Other officials also facing probe are Tunde Bakare, Managing Director, Warri Refinery; Ahmed Adamu Dikko, former Managing Director, Port Harcourt Refinery, and Ibrahim Monday Onoja, former Managing Director, Port Harcourt Refinery.
These arrests come mere days after the Senate Committee on Public Accounts raised concerns about major discrepancies in the NNPC’s audited accounts from 2017 – 2023, describing them as “mind-boggling” and consequently issuing 11 financial queries to the NNPC finance team, demanding responses within a week.
This development marks a significant escalation in Nigeria’s fight against corruption in the petroleum sector and has raised fresh concerns over the long-standing lack of transparency in the state oil company’s financial operations.
Last month, EFCC launched an investigation into alleged abuse of office and misappropriation of funds involving several former NNPC executives, including the immediate past Group Chief Executive Officer, Mele Kyari, and his predecessor, Abubakar Yar’Adua.
According to the report, a letter dated 28 April, addressed to the current NNPC management, revealed that the anti-graft agency is probing the disbursement of over $2.9 billion approved for the rehabilitation of Nigeria’s three state-owned refineries. The funds under investigation include $1.56 billion allocated to the Port Harcourt refinery, $740.6 million for Kaduna, and $656.9 million for Warri, which were released under a controversial rehabilitation scheme.
The letter requested certified salary and allowance records of 14 current and former senior executives, including Messrs Kyari, Yar’Adua, and former refinery managing directors Ibrahim Onoja (PHRC), Mustafa Sugungun (KRPC), and Efifia Chu (WRPC).

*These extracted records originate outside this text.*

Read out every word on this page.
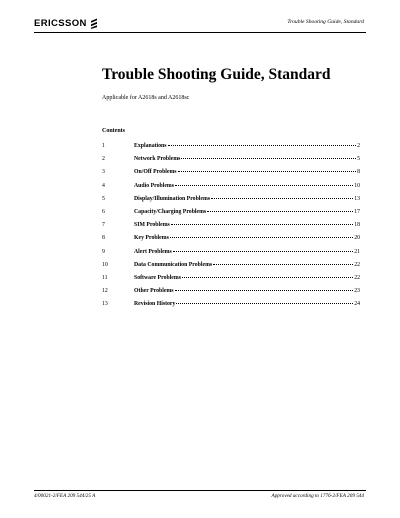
ERICSSON	Trouble Shooting Guide, Standard
Trouble Shooting Guide, Standard
Applicable for A2618s and A2618sc
Contents
1	Explanations	2
2	Network Problems	5
3	On/Off Problems	8
4	Audio Problems	10
5	Display/Illumination Problems	13
6	Capacity/Charging Problems	17
7	SIM Problems	18
8	Key Problems	20
9	Alert Problems	21
10	Data Communication Problems	22
11	Software Problems	22
12	Other Problems	23
13	Revision History	24
4/00021-2/FEA 209 544/25 A	Approved according to 1776-2/FEA 209 544
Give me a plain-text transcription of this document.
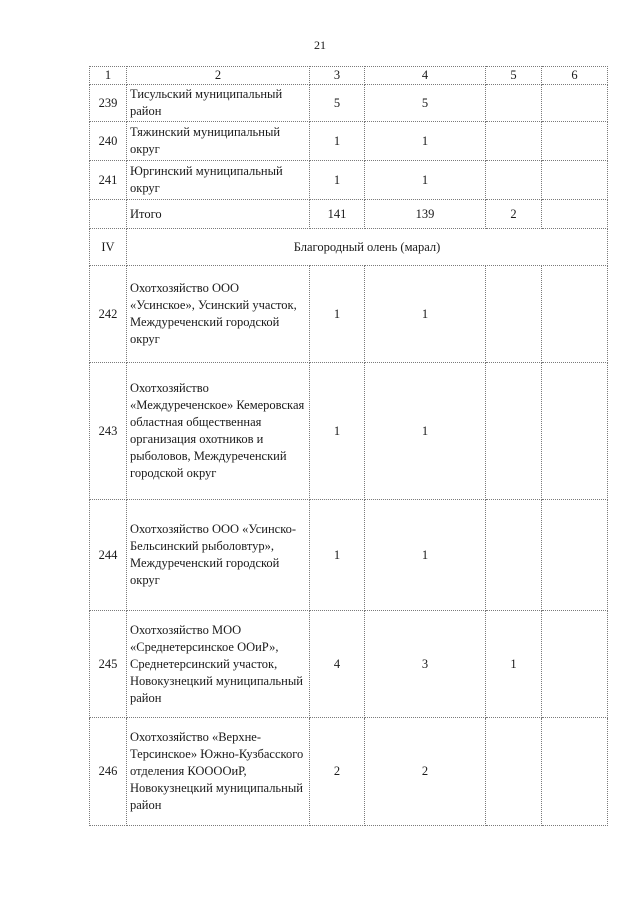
21
1	2	3	4	5	6
239	Тисульский муниципальный район	5	5		
240	Тяжинский муниципальный округ	1	1		
241	Юргинский муниципальный округ	1	1		
	Итого	141	139	2	
IV	Благородный олень (марал)				
242	Охотхозяйство ООО «Усинское», Усинский участок, Междуреченский городской округ	1	1		
243	Охотхозяйство «Междуреченское» Кемеровская областная общественная организация охотников и рыболовов, Междуреченский городской округ	1	1		
244	Охотхозяйство ООО «Усинско-Бельсинский рыболовтур», Междуреченский городской округ	1	1		
245	Охотхозяйство МОО «Среднетерсинское ООиР», Среднетерсинский участок, Новокузнецкий муниципальный район	4	3	1	
246	Охотхозяйство «Верхне-Терсинское» Южно-Кузбасского отделения КООООиР, Новокузнецкий муниципальный район	2	2		
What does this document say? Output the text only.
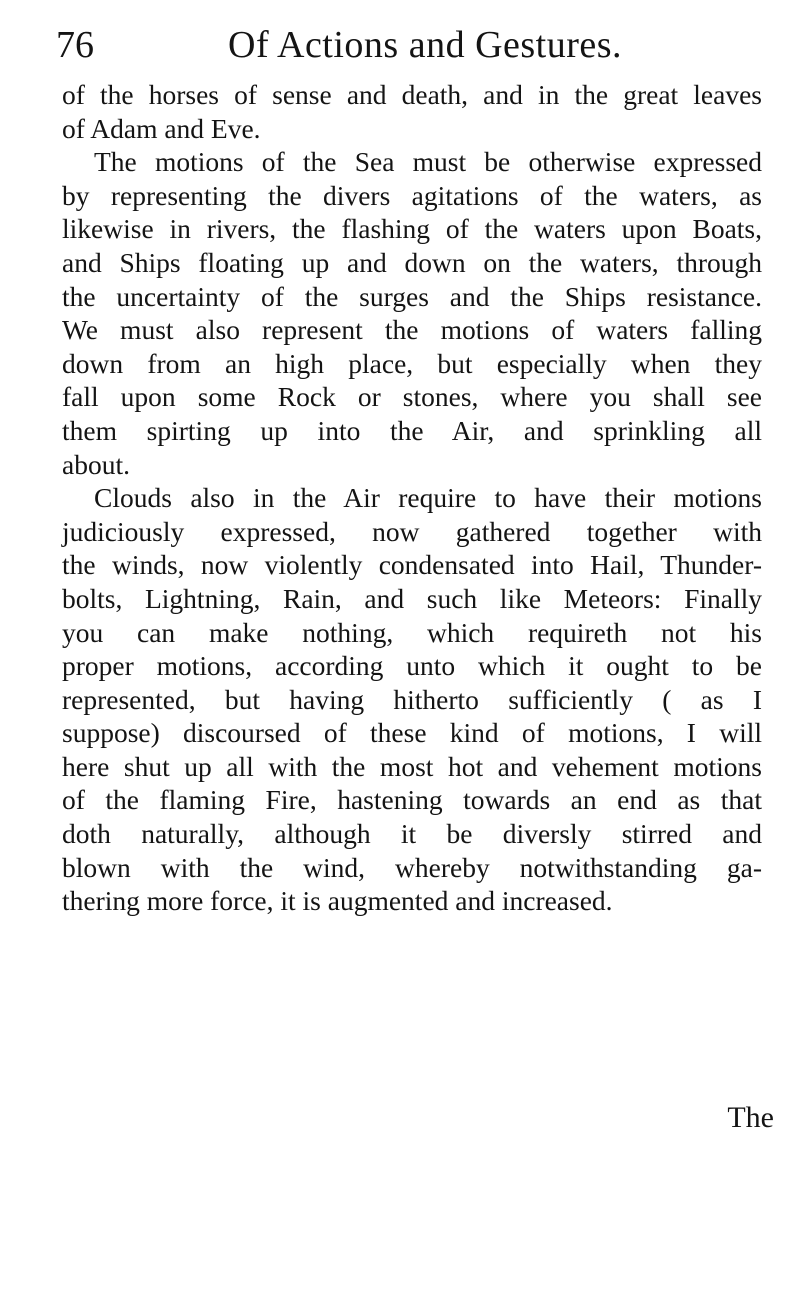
76	Of Actions and Gestures.
of the horses of sense and death, and in the great leaves
of Adam and Eve.
The motions of the Sea must be otherwise expressed
by representing the divers agitations of the waters, as
likewise in rivers, the flashing of the waters upon Boats,
and Ships floating up and down on the waters, through
the uncertainty of the surges and the Ships resistance.
We must also represent the motions of waters falling
down from an high place, but especially when they
fall upon some Rock or stones, where you shall see
them spirting up into the Air, and sprinkling all
about.
Clouds also in the Air require to have their motions
judiciously expressed, now gathered together with
the winds, now violently condensated into Hail, Thunder-
bolts, Lightning, Rain, and such like Meteors: Finally
you can make nothing, which requireth not his
proper motions, according unto which it ought to be
represented, but having hitherto sufficiently ( as I
suppose) discoursed of these kind of motions, I will
here shut up all with the most hot and vehement motions
of the flaming Fire, hastening towards an end as that
doth naturally, although it be diversly stirred and
blown with the wind, whereby notwithstanding ga-
thering more force, it is augmented and increased.
The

Several of the listed officials had either been sacked or retired, following a shake-up initiated by President Bola Tinubu, who also dissolved the NNPC board and appointed a new management team led by Bayo Ojulari as GCEO and Ahmadu Kida as board chair.
Despite the massive financial injection into the refineries, public records and site visits indicate that the facilities have largely failed to resume meaningful operations. The Warri refinery, which was reopened in December 2024, shut down in January due to safety issues, while the Port Harcourt refinery has operated below 42% of its installed capacity.
Industry experts, including Kelvin Emmanuel and Dan Kunle, have accused NNPC of misleading the public with staged recommissioning events and called the entire rehabilitation effort a “charade.” They criticised the use of alternative contractors instead of the refineries’ original builders and questioned the logic of investing in facilities lacking critical infrastructure like crude supply pipelines.
The situation has triggered concerns among petroleum marketers and labour groups. The Independent Petroleum Marketers Association of Nigeria (IPMAN) and the Petroleum Products Retail Outlet Owners Association of Nigeria (PETROAN) expressed reservations about the refineries’ non-performance, while support staff members at the Warri refinery have threatened an indefinite strike over poor pay and working conditions.